Y, entonces, recordaba una escena del Adviento de la historia, donde la Palabra de Dios nos cuenta de San José:
Este fue el origen de Jesucristo: María, su madre, estaba comprometida con José y, cuando todavía no han vivido juntos, concibió un hijo por obra del Espíritu Santo. José, su esposo, que era un hombre justo y no quería denunciarla públicamente, resolvió abandonarla en secreto. Mientras pensaba en esto, el Angel del Señor se le apareció en sueños y le dijo: «José, hijo de David, no temas recibir a María, tu esposa, porque lo que ha sido engendrado en ella proviene del Espíritu Santo. Ella dará a luz un hijo, a quien pondrás el nombre de Jesús, porque él salvará a su Pueblo de todos sus pecados».

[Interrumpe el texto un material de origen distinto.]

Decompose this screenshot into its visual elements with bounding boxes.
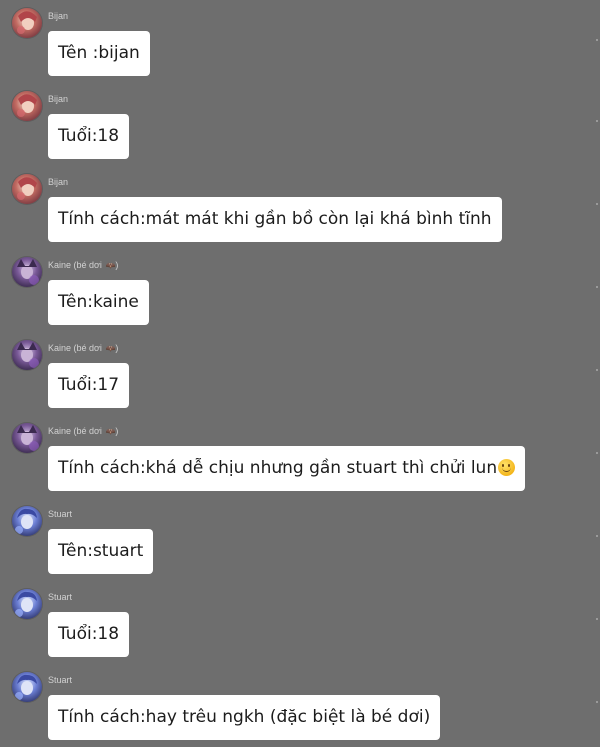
chat-message: Kaine (bé dơi 🦇) Tính cách:khá dễ chịu n… <box>0 415 600 498</box>
sender-name: Bijan <box>48 94 69 104</box>
chat-message: Kaine (bé dơi 🦇) Tên:kaine <box>0 249 600 332</box>
edge-divider <box>596 535 598 537</box>
message-text: Tính cách:hay trêu ngkh (đặc biệt là bé … <box>58 707 431 727</box>
message-bubble[interactable]: Tuổi:17 <box>48 363 130 408</box>
message-text: Tên:kaine <box>58 292 139 312</box>
message-bubble[interactable]: Tính cách:hay trêu ngkh (đặc biệt là bé … <box>48 695 441 740</box>
message-text: Tuổi:17 <box>58 375 120 395</box>
chat-message: Stuart Tên:stuart <box>0 498 600 581</box>
sender-name: Bijan <box>48 177 69 187</box>
sender-name: Kaine (bé dơi 🦇) <box>48 343 119 353</box>
message-text: Tên:stuart <box>58 541 144 561</box>
message-text: Tuổi:18 <box>58 624 120 644</box>
slightly-smiling-face-icon <box>498 459 516 476</box>
edge-divider <box>596 369 598 371</box>
sender-name: Kaine (bé dơi 🦇) <box>48 426 119 436</box>
stuart-avatar-icon[interactable] <box>12 672 42 702</box>
message-bubble[interactable]: Tên:kaine <box>48 280 149 325</box>
message-text: Tên :bijan <box>58 43 140 63</box>
bijan-avatar-icon[interactable] <box>12 174 42 204</box>
stuart-avatar-icon[interactable] <box>12 506 42 536</box>
message-text: Tuổi:18 <box>58 126 120 146</box>
edge-divider <box>596 452 598 454</box>
bat-emoji-icon: 🦇 <box>105 261 116 270</box>
edge-divider <box>596 618 598 620</box>
message-bubble[interactable]: Tên:stuart <box>48 529 154 574</box>
message-bubble[interactable]: Tuổi:18 <box>48 612 130 657</box>
edge-divider <box>596 39 598 41</box>
message-bubble[interactable]: Tính cách:mát mát khi gần bồ còn lại khá… <box>48 197 502 242</box>
sender-name: Bijan <box>48 11 69 21</box>
chat-message: Bijan Tên :bijan <box>0 0 600 83</box>
message-bubble[interactable]: Tuổi:18 <box>48 114 130 159</box>
sender-name: Stuart <box>48 592 73 602</box>
kaine-avatar-icon[interactable] <box>12 340 42 370</box>
kaine-avatar-icon[interactable] <box>12 257 42 287</box>
edge-divider <box>596 286 598 288</box>
chat-message: Kaine (bé dơi 🦇) Tuổi:17 <box>0 332 600 415</box>
sender-name: Kaine (bé dơi 🦇) <box>48 260 119 270</box>
chat-message: Bijan Tính cách:mát mát khi gần bồ còn l… <box>0 166 600 249</box>
bat-emoji-icon: 🦇 <box>105 427 116 436</box>
kaine-avatar-icon[interactable] <box>12 423 42 453</box>
bijan-avatar-icon[interactable] <box>12 91 42 121</box>
bat-emoji-icon: 🦇 <box>105 344 116 353</box>
message-bubble[interactable]: Tên :bijan <box>48 31 150 76</box>
message-bubble[interactable]: Tính cách:khá dễ chịu nhưng gần stuart t… <box>48 446 526 491</box>
bijan-avatar-icon[interactable] <box>12 8 42 38</box>
stuart-avatar-icon[interactable] <box>12 589 42 619</box>
chat-message: Stuart Tính cách:hay trêu ngkh (đặc biệt… <box>0 664 600 747</box>
sender-name: Stuart <box>48 509 73 519</box>
sender-name: Stuart <box>48 675 73 685</box>
edge-divider <box>596 120 598 122</box>
message-text: Tính cách:mát mát khi gần bồ còn lại khá… <box>58 209 492 229</box>
chat-conversation: Bijan Tên :bijan Bijan Tuổi:18 Bijan Tín… <box>0 0 600 747</box>
chat-message: Bijan Tuổi:18 <box>0 83 600 166</box>
edge-divider <box>596 701 598 703</box>
message-text: Tính cách:khá dễ chịu nhưng gần stuart t… <box>58 458 498 478</box>
edge-divider <box>596 203 598 205</box>
chat-message: Stuart Tuổi:18 <box>0 581 600 664</box>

A veces hacemos de nuestra propia experiencia la lucha de la piedad en el tiempo frente a los textos canónicos o apócrifos: optar por tener por verdades aquellos que son complementarios y no los que a Ciencia del Espíritu Santo, confiamos fueron inspirados en el canon bíblico. Hay una experiencia trascendente en el corazón de la conciencia del hombre que brota de tres acontecimientos fundamentales: el ser creados, el ser rescatados y el ser santificados. Uno, el primero, viene de la obra del mismo Padre y Creador; la segunda del Hijo y Salvador; la tercera por acción del Espíritu Santo.
Y a veces, esta experiencia tan propia del ser trascendental del hombre, es como si decantara en la nada y uno pareciera entrar en un camino sin sentido donde sólo se avanza, ¿o tal vez es que se está retrocediendo? ¿o acaso estoy frenado? Es el momento de descubrir que hemos resuelto abandonar nuestra condición de hijos en el Hijo en secreto. A imagen de este momento en la vida de José, sabemos de nuestro compromiso asumido con anterioridad, pero al momento de notar que el Espíritu allana, nivela, aplana, endereza, etc., resolvemos abandonar lo que tenemos por certezas en nuestro propio corazón, donde se halla el trasfondo de la experiencia trascendente.
Vendrá de Dios el rescate para volver a la fuente y poder darnos cuenta de que Dios siempre nos espera y que esta vida es en realidad el Advenimiento de nuestra propia Navidad en el Señor. No habrá Pascua sin Nacimiento a la vida donde la humanidad sea elevada por acción del Espíritu de Dios.
Betania será la casa del amigo; Jerusalén será el Paraíso esperado; pero en este momento, en este tiempo a la espera de tu Venida, todos los caminos y senderos del Señor, conducen a Belén, la casa del pan y casa de la carne: casa de Jesucristo, el Pan vivo bajado del Cielo; el Verbo de Dios hecho carne.